Why would a precursor for the master antioxidant have anything to do with glutamate in the brain? The mechanism is sort of hysterically complicated, so I'll quote the trichotillomania paper for fun:
[NAC] is a hepatoprotective antioxidant that is converted to cysteine, a substrate for the glutamate-cysteine antiporter. This antiporter allows for the uptake of cysteine, which causes the reverse transport of glutamate into the extracellular space, which stimulates inhibitory metabotropic glutamate receptors and, thereby, reduces synaptic release of glutamate. The restoration of the extracellular glutamate concentration in the nucleus accumbens seems to block reinstitution of compulsive behaviors.
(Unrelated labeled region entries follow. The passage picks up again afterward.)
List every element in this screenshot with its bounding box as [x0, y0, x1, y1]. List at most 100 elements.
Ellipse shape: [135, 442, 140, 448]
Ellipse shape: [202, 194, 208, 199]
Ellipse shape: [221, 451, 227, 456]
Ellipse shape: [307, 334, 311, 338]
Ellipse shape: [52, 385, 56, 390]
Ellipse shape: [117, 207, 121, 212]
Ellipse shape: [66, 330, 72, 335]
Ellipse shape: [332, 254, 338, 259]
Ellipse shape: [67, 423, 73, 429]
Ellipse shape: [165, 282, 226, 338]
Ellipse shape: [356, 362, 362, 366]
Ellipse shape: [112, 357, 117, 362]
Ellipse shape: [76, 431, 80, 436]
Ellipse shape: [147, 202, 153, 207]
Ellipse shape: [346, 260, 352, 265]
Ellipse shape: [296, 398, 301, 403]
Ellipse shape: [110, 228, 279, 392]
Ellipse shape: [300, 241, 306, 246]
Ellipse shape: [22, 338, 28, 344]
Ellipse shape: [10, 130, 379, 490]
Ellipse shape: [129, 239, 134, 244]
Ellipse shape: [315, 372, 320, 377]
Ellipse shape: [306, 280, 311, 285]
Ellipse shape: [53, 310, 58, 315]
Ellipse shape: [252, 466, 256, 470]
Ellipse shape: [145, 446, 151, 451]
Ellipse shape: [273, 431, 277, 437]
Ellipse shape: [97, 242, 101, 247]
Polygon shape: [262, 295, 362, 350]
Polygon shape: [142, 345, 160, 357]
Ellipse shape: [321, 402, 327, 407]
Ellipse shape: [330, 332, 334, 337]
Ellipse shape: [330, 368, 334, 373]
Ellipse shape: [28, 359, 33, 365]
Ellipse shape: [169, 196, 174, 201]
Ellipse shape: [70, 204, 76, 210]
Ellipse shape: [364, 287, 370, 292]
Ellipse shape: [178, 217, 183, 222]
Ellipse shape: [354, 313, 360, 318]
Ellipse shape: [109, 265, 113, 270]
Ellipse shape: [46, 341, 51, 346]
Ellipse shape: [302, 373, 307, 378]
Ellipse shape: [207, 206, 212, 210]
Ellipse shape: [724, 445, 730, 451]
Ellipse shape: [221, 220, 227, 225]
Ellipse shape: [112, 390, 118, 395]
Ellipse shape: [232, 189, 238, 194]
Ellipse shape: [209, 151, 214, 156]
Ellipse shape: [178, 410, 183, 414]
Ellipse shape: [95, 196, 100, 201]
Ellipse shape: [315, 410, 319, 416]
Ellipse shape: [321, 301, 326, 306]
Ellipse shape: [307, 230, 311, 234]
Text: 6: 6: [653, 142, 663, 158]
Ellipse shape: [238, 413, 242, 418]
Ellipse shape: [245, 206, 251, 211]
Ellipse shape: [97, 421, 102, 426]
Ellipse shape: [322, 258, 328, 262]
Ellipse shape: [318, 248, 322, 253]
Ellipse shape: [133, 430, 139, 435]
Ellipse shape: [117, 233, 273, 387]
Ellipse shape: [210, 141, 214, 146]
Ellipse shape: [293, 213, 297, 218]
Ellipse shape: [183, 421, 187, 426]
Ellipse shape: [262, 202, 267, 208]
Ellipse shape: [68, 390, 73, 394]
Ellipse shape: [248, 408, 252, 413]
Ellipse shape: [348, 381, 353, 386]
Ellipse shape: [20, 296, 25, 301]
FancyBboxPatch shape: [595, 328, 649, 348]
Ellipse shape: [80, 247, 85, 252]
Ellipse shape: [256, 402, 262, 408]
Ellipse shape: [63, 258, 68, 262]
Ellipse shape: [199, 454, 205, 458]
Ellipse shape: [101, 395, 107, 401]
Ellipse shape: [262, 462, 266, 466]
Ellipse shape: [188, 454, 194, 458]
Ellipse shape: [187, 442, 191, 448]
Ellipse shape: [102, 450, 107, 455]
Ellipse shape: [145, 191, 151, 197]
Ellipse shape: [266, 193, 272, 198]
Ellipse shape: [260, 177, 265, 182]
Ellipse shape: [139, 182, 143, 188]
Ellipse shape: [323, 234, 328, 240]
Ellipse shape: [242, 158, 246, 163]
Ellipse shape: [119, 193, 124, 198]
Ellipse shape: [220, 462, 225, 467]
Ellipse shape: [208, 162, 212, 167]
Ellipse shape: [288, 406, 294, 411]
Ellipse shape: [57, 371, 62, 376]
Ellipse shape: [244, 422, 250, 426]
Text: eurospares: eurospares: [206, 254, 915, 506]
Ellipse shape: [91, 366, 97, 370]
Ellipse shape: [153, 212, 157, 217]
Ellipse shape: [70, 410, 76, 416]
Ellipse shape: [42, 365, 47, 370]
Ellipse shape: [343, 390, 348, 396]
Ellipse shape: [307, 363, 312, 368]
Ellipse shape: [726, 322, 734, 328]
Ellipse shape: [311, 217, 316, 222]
Translating the sciencespeak: NAC helps excess (and toxic) glutamate stop being at the wrong place at the wrong time. It helps us put that brain out to pasture for some rest and recovery.
What are the downsides of NAC? I can think of two problems that might be biggies - first off, NAC is a mucolytic that thins mucus by cutting disulfide bonds. I suspect that might raise risks - one wouldn't want too little mucus. Mucus is important. Paul Jaminet mentions this issue and links a study here. Also, cutting disulfide bridges within the body is what that inflammatory baddie homocysteine is supposed to do, leading to crispy collagen and inelastic elastin in the arteries (which would possibly first show up as high blood pressure).
Of course, no hunter gatherer was chugging 2 grams of NAC daily. It's not evolutionary psychiatry. But it does seem to have the potential to replicate, perhaps with some downsides, the natural brain glutamate situation of a lower-stress life with plenty of appropriate minerals and micronutrients. Hey, maybe even absence of tons of carbs on top of an inflammatory rodent diet. Or some ketosis. We live a modern life - some brains are already tracking in the wrong direction. It would certainly be worth studying NAC further so we have more information, and, in my view, in intractable or otherwise untreatable conditions that significantly impair functioning, giving it a try.